Jun 04, 2019 05:53 AM EDT
A British Columbia community will soon have faster wireless service through a trial project from ABC Communications using Huawei Technologies equipment. The Chinese company is pushing ahead with a strategy to enhance connectivity in rural and northern Canada, despite the political firestorm surrounding its presence in Western markets.
While much of the debate has focused on whether Huawei should participate in building the next generation of wireless technology in Canada, known as 5G, the company's already extensive presence in the country's 3G and 4G networks have faced less scrutiny. Huawei is continuing to supply equipment to improve internet access in underserved markets. Remote communities and telecommunications companies are eager to install the technology, but a security expert says Canada should be wary of Huawei expanding its influence.
"There are security concerns relating to Huawei generally as a corporation," said Richard Fadden, a former national security adviser to the prime minister. "Everything they do and all their technology is susceptible to being used by the security authorities of the Chinese state. The older the equipment, the more focused it is, the more limited it is, the lesser the threat. But I would argue that the issue isn't only 5G ... it's the idea that Huawei, as a Chinese corporation, is required by Chinese law to assist the Chinese security authorities."
"China has a law that requires companies to co-operate and assist with national intelligence investigations.

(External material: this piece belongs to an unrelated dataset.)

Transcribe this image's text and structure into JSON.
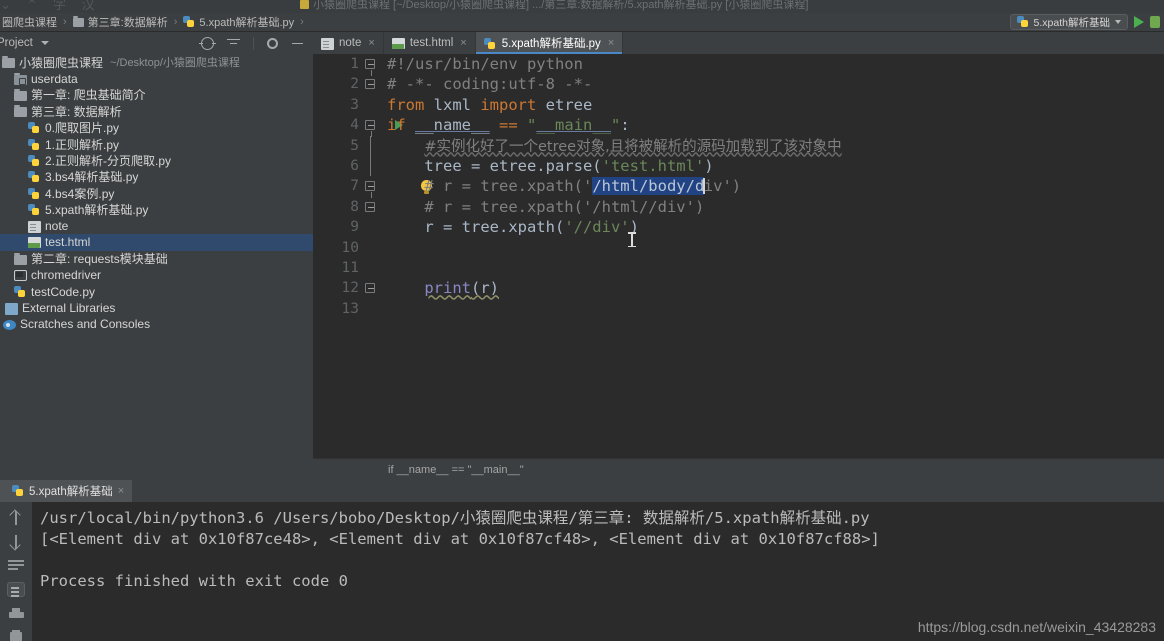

Its government has a very aggressive approach to information and intelligence gathering, so there is always a risk," Fadden said.

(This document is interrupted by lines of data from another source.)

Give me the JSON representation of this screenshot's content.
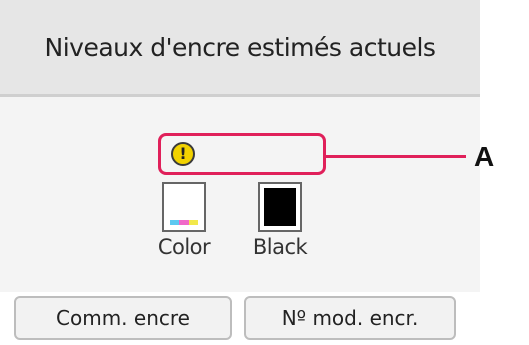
{
  "header": {
    "title": "Niveaux d'encre estimés actuels"
  },
  "ink": {
    "warning_icon": "exclamation-warning-icon",
    "callout_label": "A",
    "cartridges": [
      {
        "label": "Color",
        "icon": "color-cartridge-icon"
      },
      {
        "label": "Black",
        "icon": "black-cartridge-icon"
      }
    ]
  },
  "buttons": {
    "order_ink": "Comm. encre",
    "ink_model_number": "Nº mod. encr."
  },
  "colors": {
    "highlight": "#e0205a",
    "warning": "#f2d200",
    "cyan": "#5ec8f0",
    "magenta": "#f06ac8",
    "yellow": "#f2e84a"
  }
}
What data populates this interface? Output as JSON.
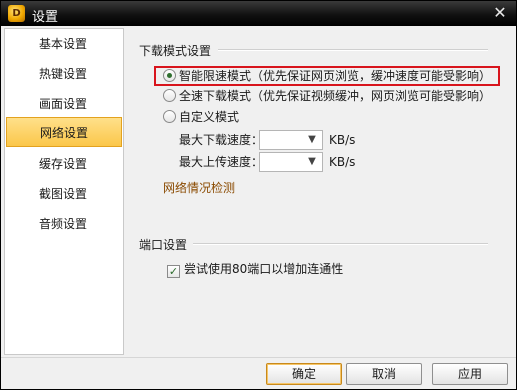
{
  "window": {
    "title": "设置",
    "app_icon_letter": "D",
    "close_glyph": "✕"
  },
  "sidebar": {
    "items": [
      {
        "label": "基本设置",
        "active": false
      },
      {
        "label": "热键设置",
        "active": false
      },
      {
        "label": "画面设置",
        "active": false
      },
      {
        "label": "网络设置",
        "active": true
      },
      {
        "label": "缓存设置",
        "active": false
      },
      {
        "label": "截图设置",
        "active": false
      },
      {
        "label": "音频设置",
        "active": false
      }
    ]
  },
  "download_mode": {
    "title": "下载模式设置",
    "options": [
      {
        "label": "智能限速模式（优先保证网页浏览，缓冲速度可能受影响）",
        "selected": true
      },
      {
        "label": "全速下载模式（优先保证视频缓冲，网页浏览可能受影响）",
        "selected": false
      },
      {
        "label": "自定义模式",
        "selected": false
      }
    ],
    "max_download_label": "最大下载速度：",
    "max_download_value": "",
    "max_upload_label": "最大上传速度：",
    "max_upload_value": "",
    "unit": "KB/s",
    "network_check_link": "网络情况检测"
  },
  "port": {
    "title": "端口设置",
    "try_port80_label": "尝试使用80端口以增加连通性",
    "try_port80_checked": true
  },
  "footer": {
    "ok": "确定",
    "cancel": "取消",
    "apply": "应用"
  },
  "colors": {
    "highlight_border": "#d8141c",
    "active_item": "#fbc74a",
    "link": "#8a4a00"
  }
}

Huawei's chief financial officer, Meng Wanzhou, was arrested at Vancouver's airport in December at the request of US authorities who want to extradite her on fraud charges. Soon after, China detained two Canadians, Michael Kovrig and Michael Spavor, who were formally arrested and accused of spying.

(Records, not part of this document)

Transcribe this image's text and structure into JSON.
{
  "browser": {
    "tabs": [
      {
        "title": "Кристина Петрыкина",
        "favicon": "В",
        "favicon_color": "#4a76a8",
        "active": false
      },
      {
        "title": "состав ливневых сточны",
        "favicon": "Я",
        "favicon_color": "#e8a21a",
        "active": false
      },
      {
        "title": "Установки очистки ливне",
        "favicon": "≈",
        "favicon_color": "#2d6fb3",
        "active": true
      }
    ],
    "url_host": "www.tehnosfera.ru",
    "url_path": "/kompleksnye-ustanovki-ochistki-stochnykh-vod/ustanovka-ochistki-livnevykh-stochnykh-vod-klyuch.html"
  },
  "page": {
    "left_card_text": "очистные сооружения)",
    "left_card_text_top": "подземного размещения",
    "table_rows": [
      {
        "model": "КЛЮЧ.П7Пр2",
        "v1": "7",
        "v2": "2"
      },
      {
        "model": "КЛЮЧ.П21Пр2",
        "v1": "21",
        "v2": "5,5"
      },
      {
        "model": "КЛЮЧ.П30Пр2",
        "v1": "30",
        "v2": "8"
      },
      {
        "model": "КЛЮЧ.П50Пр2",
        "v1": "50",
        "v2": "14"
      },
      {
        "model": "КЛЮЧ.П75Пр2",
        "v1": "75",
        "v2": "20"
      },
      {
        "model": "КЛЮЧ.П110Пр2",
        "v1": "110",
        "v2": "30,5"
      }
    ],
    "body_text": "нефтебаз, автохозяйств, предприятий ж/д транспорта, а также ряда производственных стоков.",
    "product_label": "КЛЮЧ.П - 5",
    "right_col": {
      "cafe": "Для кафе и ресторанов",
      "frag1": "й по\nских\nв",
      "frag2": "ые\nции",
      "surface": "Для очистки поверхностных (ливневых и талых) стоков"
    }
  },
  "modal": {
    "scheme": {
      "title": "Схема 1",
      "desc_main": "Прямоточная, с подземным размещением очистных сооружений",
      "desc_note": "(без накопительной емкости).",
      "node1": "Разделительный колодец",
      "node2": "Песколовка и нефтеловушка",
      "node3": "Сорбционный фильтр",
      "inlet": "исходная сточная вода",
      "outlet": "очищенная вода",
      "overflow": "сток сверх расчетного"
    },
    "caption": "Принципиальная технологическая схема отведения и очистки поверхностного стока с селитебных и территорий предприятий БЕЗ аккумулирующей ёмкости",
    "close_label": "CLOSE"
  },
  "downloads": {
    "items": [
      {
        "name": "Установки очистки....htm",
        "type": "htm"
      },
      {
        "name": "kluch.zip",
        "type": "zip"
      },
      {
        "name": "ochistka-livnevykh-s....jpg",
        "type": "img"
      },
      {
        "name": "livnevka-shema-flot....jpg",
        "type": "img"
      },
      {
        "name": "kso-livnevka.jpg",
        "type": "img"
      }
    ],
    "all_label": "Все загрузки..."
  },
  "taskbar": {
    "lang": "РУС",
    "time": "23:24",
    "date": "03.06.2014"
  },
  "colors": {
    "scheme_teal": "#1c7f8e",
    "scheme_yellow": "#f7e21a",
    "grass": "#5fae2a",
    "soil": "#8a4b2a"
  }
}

On Thursday, US Vice-President Mike Pence pledged to urge China to release the two Canadians during his government's free-trade talks with the People's Republic.
The Trump administration has broadly banned companies from buying any Huawei equipment, forcing carriers to scrap or rethink rural connectivity projects. Canada has not indicated it's contemplating a similar ban, although it is reviewing security concerns associated with 5G technology.
Bob Allen, CEO of ABC Communications, said Huawei provided its Massive MIMO Rural Broadband System for the Lac la Hache trial at no cost and in turn ABC is providing the labor. There was no financial incentive provided for the trial, but ABC will provide feedback to Huawei that will help with product development, he said.
There are only a handful of companies worldwide providing state-of-the-art equipment for LTE networks, Allen said, adding Ericsson and Nokia do not target the rural market globally so there are really no technology partners other than Huawei for ABC to use.